Este é um pequeno resumo de minha história no Japão. Resolvi compartilhar com todos porque é nítida a falta de interesse dos pais pela escolarização e educação dos filhos. Muitos dos meus amigos no Japão pensavam que competia somente a escola e ao esforço sozinhos dos filhos serem melhores e mais estudiosos.

Conclusão:

Se nós pais não nos interessamos em fazer parte da vida dos filhos todos os dias, temos que saber que educar filhos não é somente pagar as contas e garantir condições de moradia e alimentação.

No Japão, pelo não domínio do idioma dos pais, cada vez mais os assuntos entre os filhos se resumem a conversas somente do cotidiano, conversas somente com adjetivos: Que bonitinho! Kawai! Sugoi! Erai! Gambatte! Kinishinai de kudasai! Mada Jikan ga aru!

O futuro dos filhos está na escolha dos pais, está na participação dos pais no dia a dia das crianças. Veja as pessoas a sua volta; veja as pessoas na sua mesma faixa de idade; a maioria que não teve oportunidades foi talvez pela falta de participação dos pais na escolarização, não por maldade, mas pela falta de interação dos pais, pela falta de escolarização dos pais, pela falta de informação que no passado era muito grande.

Não podemos apenas dizer: “estude”, “se esforce”, “tenha um bom currículo”, “faça a lição de casa”, “se você não estudar não terá boas notas e não conseguirá um bom serviço”.

Nós pais temos que fazer a lição de casa juntos, temos que saber das dificuldades dos filhos e tentar diminuir as falhas e estimular a criança a saber que a dificuldade de hoje será o ensinamento de amanha.

Cabe a nós pais, e somente a nós, conversar e educar nossos filhos passando o conhecimento que temos a eles. As crianças sabem das dificuldades de cada pai, sabem das limitações, as crianças sabem dos pais melhor do que os pais sabem das crianças.
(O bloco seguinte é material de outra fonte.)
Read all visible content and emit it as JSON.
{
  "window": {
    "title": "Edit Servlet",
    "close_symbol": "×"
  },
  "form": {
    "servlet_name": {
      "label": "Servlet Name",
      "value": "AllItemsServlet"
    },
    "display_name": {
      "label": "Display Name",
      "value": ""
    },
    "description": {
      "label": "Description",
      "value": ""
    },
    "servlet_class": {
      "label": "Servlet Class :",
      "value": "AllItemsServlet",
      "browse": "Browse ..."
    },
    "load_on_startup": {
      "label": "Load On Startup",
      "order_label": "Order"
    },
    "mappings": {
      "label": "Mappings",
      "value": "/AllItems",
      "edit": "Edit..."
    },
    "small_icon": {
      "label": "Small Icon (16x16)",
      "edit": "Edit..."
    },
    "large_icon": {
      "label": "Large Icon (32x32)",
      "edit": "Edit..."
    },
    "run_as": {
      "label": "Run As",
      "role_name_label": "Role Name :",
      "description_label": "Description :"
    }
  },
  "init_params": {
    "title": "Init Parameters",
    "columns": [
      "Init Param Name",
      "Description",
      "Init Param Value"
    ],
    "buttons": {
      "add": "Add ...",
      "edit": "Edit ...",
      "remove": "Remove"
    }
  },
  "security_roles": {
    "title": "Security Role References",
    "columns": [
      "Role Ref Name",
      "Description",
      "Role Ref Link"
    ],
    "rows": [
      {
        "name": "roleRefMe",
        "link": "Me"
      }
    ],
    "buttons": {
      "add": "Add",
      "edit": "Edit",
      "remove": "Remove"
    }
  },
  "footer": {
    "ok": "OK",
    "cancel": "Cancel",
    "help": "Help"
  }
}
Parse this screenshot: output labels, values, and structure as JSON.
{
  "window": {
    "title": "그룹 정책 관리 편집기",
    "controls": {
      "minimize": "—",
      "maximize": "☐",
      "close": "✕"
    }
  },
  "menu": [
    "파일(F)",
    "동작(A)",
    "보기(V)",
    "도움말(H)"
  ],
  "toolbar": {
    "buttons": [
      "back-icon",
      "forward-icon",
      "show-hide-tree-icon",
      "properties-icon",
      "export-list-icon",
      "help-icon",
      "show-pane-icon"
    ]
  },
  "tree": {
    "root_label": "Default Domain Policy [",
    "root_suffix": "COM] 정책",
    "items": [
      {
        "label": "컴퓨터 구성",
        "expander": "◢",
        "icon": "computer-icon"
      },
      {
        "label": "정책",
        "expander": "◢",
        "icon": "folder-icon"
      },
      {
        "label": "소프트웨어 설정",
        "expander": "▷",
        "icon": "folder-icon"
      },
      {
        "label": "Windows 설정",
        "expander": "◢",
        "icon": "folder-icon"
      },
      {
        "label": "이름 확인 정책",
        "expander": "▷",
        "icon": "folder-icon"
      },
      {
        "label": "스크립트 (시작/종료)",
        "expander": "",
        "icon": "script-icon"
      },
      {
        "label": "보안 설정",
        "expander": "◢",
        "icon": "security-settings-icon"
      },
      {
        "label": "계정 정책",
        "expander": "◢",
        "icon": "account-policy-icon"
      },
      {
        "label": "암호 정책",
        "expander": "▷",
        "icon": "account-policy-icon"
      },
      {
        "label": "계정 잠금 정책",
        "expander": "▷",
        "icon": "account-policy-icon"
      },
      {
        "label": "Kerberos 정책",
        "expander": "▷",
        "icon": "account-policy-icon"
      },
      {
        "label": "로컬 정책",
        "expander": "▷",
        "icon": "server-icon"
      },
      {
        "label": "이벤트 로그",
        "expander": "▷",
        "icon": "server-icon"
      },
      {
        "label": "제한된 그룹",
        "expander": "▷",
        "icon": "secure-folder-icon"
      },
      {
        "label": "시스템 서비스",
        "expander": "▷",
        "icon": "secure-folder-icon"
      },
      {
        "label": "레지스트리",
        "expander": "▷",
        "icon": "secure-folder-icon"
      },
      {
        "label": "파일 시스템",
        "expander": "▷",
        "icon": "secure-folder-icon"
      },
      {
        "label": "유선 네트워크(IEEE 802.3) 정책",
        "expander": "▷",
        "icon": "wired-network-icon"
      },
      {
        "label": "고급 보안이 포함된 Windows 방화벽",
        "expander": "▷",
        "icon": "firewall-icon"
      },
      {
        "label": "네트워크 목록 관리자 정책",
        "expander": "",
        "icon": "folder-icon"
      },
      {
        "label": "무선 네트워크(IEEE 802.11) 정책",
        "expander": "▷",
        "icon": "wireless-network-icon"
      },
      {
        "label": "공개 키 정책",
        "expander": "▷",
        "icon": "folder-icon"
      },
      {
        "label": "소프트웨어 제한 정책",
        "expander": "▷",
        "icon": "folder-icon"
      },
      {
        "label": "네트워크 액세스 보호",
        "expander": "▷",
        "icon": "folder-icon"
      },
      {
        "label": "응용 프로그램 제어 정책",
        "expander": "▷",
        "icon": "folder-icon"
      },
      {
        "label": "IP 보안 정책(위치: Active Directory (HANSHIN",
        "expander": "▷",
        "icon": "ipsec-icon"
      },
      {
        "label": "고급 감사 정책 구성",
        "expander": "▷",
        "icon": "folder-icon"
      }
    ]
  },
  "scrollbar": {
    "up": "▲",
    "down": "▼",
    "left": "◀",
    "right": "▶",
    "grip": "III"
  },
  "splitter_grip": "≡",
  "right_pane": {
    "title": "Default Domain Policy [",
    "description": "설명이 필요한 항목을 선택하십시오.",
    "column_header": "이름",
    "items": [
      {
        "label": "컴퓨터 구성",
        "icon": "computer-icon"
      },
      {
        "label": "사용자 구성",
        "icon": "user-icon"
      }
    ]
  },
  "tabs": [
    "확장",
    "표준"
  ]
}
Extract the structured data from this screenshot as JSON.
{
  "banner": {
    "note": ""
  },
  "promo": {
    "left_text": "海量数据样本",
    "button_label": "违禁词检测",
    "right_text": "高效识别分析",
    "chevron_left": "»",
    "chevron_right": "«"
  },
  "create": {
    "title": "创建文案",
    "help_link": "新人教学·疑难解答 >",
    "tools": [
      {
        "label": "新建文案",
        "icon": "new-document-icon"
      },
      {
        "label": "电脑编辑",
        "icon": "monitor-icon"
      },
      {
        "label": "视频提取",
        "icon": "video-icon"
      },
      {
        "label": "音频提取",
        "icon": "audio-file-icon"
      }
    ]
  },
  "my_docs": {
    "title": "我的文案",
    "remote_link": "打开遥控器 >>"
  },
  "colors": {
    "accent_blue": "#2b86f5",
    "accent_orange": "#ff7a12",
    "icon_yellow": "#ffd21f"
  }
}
Já escutei colegas de meus filhos dizerem que não conversavam assuntos com os pais pela falta de conhecimentos dos mesmos. Isto não está sendo uma inversão de valores?

Senhores pais, se envolvam com a escolarização de seus filhos, não deixem que eles fiquem sozinhos e inseguros nesta caminhada da vida, esteja presente, seja o porto seguro deles. Eles irão se encaminhar sozinhos se souberem que têm como recorrer ao suporte dos pais todos os dias. Sejam presentes, amigos e sábios para entender as fraquezas e fazer destas fraquezas seu ponto forte.

Não esqueçam que nem todas as crianças tem a mesma inteligência, a mesma facilidade de assimilar e a mesma força interna para se sentir segura, todas dependem da força dos pais. Se os pais não forem capazes de transmitir segurança, cumplicidade, as crianças irão buscar segurança em outros lugares: um líder de grupo, um herói imaginário ou levar todos os dias consigo a frustração de não poder ter força na família para superar suas fraquezas.

Espero de coração que esta história sirva de exemplo, e que Deus possa ajudar conduzindo os pais para serem mais presentes na vida dos filhos.

Fiquem com Deus, compartilhe com seus amigos este ensinamento de vida.